Despite persistent denials about a weapons program, Iran has increased its enrichment of uranium up to 60 percent purity, not far short of weapons-grade purity.
This has been a major concern to Israel, Iran’s main adversary in the region and the most likely country to be targeted in the event that Iran develops an atomic weapon.

On Feb. 16, Israeli Prime Minister Benjamin Netanyahu met Secretary of State Marco Rubio in Jerusalem, and both said they were determined to thwart Iran’s nuclear ambitions.
Meanwhile, on Feb. 17, Iran’s foreign ministry spokesman Esmaeil Baghaei said: “When it comes to a country like Iran, [Israel and the United States] cannot do a damn thing.
“You cannot threaten Iran on one hand and claim to support dialogue on the other hand.”
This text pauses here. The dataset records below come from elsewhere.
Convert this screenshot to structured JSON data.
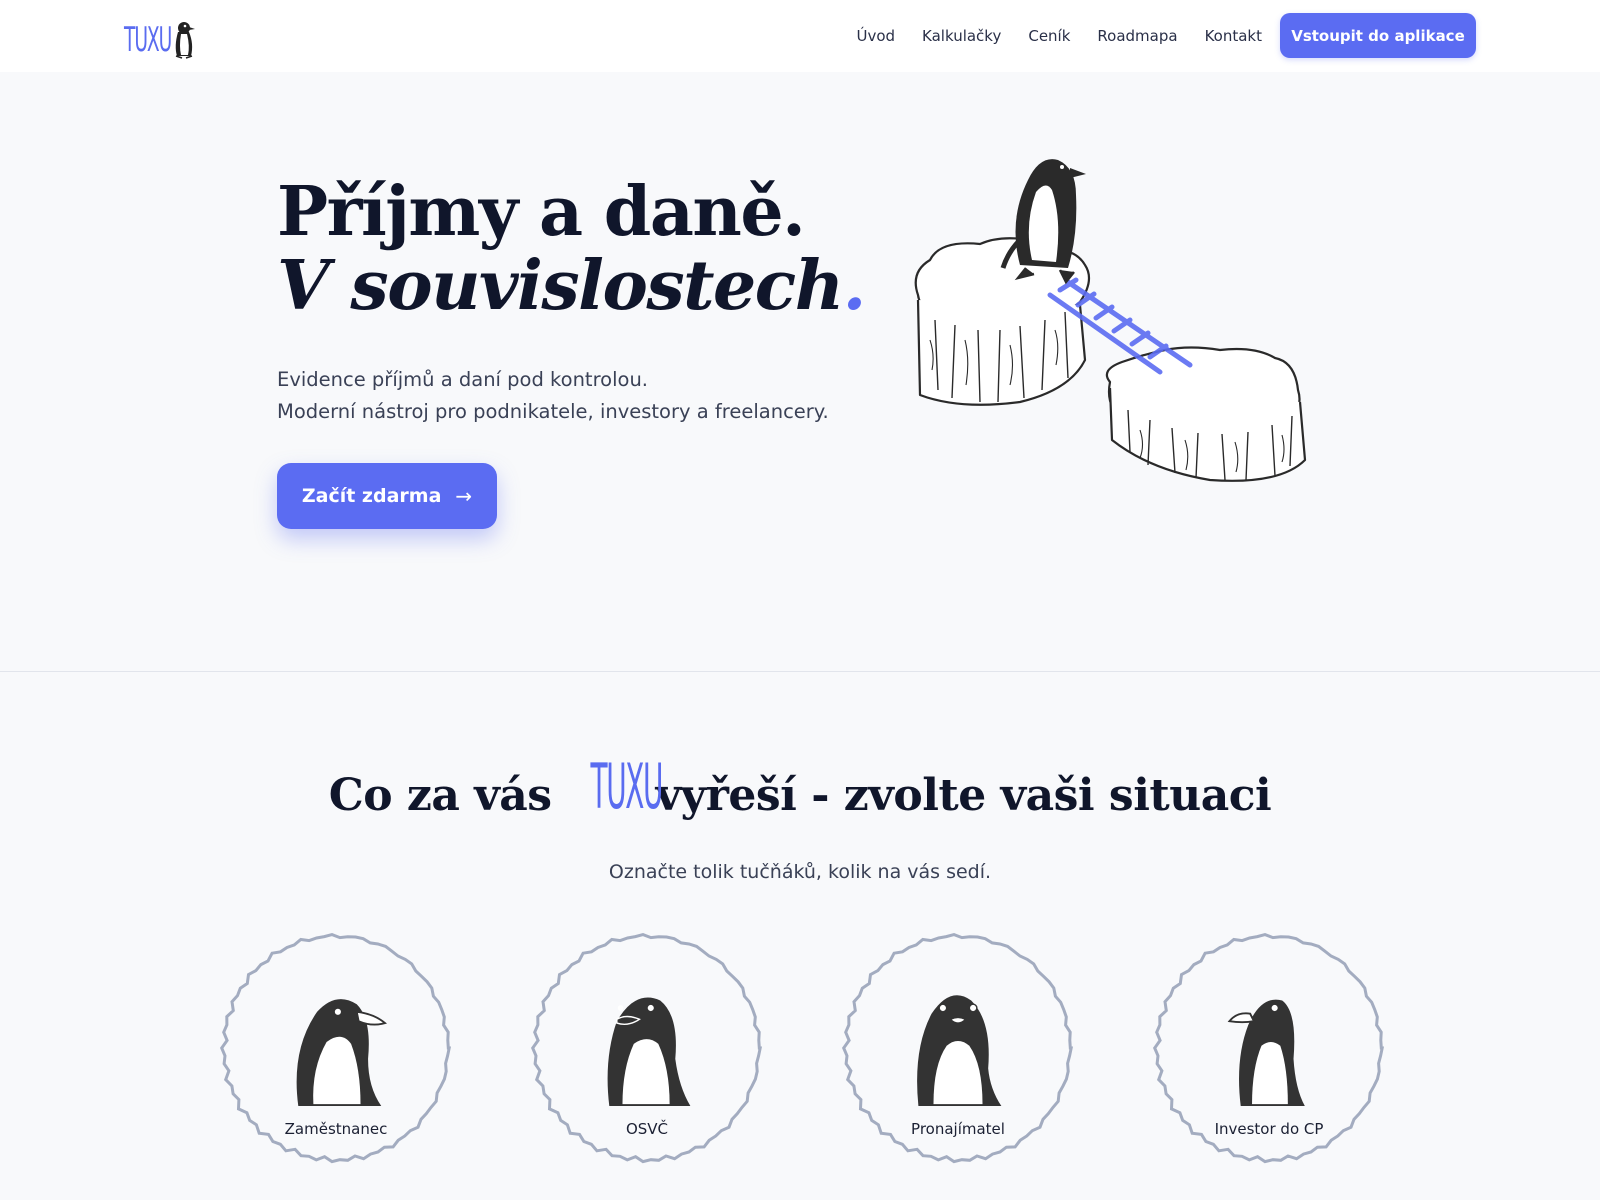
{
  "brand": {
    "logo_text": "TUXU",
    "accent": "#5b6cf2"
  },
  "nav": {
    "links": [
      "Úvod",
      "Kalkulačky",
      "Ceník",
      "Roadmapa",
      "Kontakt"
    ],
    "cta": "Vstoupit do aplikace"
  },
  "hero": {
    "title_line1": "Příjmy a daně.",
    "title_line2": "V souvislostech",
    "title_dot": ".",
    "subtitle_line1": "Evidence příjmů a daní pod kontrolou.",
    "subtitle_line2": "Moderní nástroj pro podnikatele, investory a freelancery.",
    "cta": "Začít zdarma",
    "cta_icon": "arrow-right-icon"
  },
  "situations": {
    "title_before": "Co za vás",
    "title_logo": "TUXU",
    "title_after": "vyřeší - zvolte vaši situaci",
    "subtitle": "Označte tolik tučňáků, kolik na vás sedí.",
    "personas": [
      {
        "label": "Zaměstnanec",
        "icon": "penguin-employee-icon"
      },
      {
        "label": "OSVČ",
        "icon": "penguin-freelancer-icon"
      },
      {
        "label": "Pronajímatel",
        "icon": "penguin-landlord-icon"
      },
      {
        "label": "Investor do CP",
        "icon": "penguin-investor-icon"
      }
    ]
  }
}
Iran, while stockpiling highly enriched uranium and building up its nuclear capabilities, currently has “surprisingly open discussions between various factions about how to proceed with building” its capacities and “even leaving” the Nuclear Non-Proliferation Treaty, Heinonen said.
“This debate could also be used to threaten the U.S. and other parties to get concessions to save some parts of the program,” he said.
Decades of Cover-up
Kamran Dalir, a member of the Foreign Affairs Committee of the National Council of Resistance of Iran (NCRI), told The Epoch Times, “The Iranian regime will resort to all kinds of deception to cover up its nuclear weapons program.”The NCRI is a coalition of opposition groups, the biggest of which is the Mojahedin-e-Khalq (MEK), or People’s Mojahedin, which was set up by Marxist students in 1965.
The MEK took part in the Iranian revolution against the Shah in 1979, but later ran into conflict with Ayatollah Khomeini’s regime.
Dalir said the regime in Tehran has been lying to the West since 2002 when the MEK revealed two secret nuclear sites run by the regime.
“They will never abandon their enrichment program, nor would they allow full monitoring. This regime is the master of deception,” Dalir said.
“Looking at the past two decades, while it has been negotiating, the regime has also advanced its program. The regime’s tactic is to prolong the status quo to have time to obtain the bomb.
“We do not ask any country to overthrow the regime. We do not want money, weapons, or foreign boots in Iran. We have the necessary means to overthrow the regime.”
In December 2024, Britain, France, and Germany told the U.N. Security Council that they were ready to trigger the snapback. The U.N. resolution that contains the snapback mechanism expires on Oct. 18, 2025.
Asked if he thinks that Trump was pursuing full-scale regime change, Heinonen said, “Many people likely want to have changes in the behavior of Iran, but this change might not at this stage be the main goal.”